Conventional in-plane lasers are poorly suited to direct intensity modulation, due to their limited differential efficiency and inherently low input impedance. Bipolar cascade lasers address these problems by incorporating multiple diodes, connected in series, but have proven very difficult to make, and limited to a few diode stages. This work seeks to create efficiently scalable bipolar cascade lasers by electrically segmenting an in-plane ridge laser, and series-connecting the resultant diode stages.; Efficient scaling and good performance can only be achieved if adjacent stages can be isolated without current leakage, interstage reflections, or much excess optical loss. An ion implantation schedule, together with a compatible process and successful masking scheme, uses proton and He+ implants to isolate adjacent stages. This has the potential to create large interstage loss if the active region is not passivated in the vicinity of the implant, so options were investigated for active regions immediately above and centered in the waveguide. The offset active region is passivated by removing quantum wells from the interstage area, but results in scattering loss due to waveguide perturbation by the regrown InP.; The centered active region must be intermixed without etching, and a novel sacrificial cap intermixing process was developed to escape the limitations of the conventional process, and blueshift passive region luminescence beyond the lasing wavelength.

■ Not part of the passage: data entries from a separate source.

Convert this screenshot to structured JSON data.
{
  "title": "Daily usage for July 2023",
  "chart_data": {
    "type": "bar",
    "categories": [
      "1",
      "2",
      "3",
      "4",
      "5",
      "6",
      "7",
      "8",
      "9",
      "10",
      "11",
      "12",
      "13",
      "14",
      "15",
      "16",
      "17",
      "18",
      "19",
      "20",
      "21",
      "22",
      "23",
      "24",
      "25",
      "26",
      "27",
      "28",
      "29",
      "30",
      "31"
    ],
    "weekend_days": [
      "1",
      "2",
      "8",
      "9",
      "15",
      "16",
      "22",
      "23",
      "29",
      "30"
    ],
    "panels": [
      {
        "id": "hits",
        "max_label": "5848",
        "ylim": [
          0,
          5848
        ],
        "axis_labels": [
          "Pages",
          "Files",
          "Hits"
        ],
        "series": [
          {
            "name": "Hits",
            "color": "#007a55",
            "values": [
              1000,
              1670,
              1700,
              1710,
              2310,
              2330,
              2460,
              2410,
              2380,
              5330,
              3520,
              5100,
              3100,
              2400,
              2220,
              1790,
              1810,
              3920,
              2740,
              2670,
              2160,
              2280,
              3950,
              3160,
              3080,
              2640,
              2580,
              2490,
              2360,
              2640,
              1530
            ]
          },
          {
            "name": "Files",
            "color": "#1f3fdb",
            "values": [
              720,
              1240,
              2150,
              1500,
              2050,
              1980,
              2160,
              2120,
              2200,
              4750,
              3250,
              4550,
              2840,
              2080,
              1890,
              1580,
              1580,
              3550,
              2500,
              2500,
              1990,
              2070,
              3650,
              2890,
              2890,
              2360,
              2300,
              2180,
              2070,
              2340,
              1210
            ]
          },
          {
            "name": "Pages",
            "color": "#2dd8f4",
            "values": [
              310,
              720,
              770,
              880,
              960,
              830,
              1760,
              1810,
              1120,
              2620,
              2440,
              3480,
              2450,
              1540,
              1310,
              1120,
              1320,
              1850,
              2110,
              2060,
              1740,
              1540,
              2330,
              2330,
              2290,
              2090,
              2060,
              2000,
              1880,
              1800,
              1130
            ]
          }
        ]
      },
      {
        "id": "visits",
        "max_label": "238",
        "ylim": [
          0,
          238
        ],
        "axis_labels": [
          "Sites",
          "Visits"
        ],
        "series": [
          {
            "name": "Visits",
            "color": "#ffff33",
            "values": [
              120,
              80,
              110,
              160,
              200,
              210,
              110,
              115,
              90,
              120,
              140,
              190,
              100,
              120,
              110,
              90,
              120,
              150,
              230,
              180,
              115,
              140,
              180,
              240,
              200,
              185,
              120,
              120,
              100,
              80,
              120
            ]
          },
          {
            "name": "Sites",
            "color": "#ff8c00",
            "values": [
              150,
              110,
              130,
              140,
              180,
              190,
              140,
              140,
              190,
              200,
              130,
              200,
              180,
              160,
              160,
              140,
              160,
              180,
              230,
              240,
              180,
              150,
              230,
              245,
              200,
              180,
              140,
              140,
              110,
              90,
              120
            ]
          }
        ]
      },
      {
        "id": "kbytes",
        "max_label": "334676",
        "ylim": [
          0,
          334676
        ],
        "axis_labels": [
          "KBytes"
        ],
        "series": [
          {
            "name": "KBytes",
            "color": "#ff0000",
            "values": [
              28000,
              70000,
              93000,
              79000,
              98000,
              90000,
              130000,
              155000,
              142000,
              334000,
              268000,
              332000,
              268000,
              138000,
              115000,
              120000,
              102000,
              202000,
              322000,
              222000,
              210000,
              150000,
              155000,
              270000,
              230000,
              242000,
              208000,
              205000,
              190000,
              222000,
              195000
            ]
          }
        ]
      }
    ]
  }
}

This effort drastically reduced segmentation loss while allowing alignment of the active region and optical mode, resulting in robust CW operation of both segmented and control lasers.; The segmented lasers' differential efficiency, threshold current, and input impedance improve as predicted by theoretical analysis, resulting in lasers with CW differential efficiencies over 400%, and 50Ω lasers over 100% efficiency. Voltage scales sublinearly, due to better current uniformity that improves the segmented lasers. As a result, noise and distortion levels are slightly lower than in control lasers, and clearly do not degrade as a result of the segmentation process. Small-signal bandwidths of 4.9GHz, and data rates of 2.5Gbit/s are demonstrated, and require 7dB less input power due to improved modulation efficiency.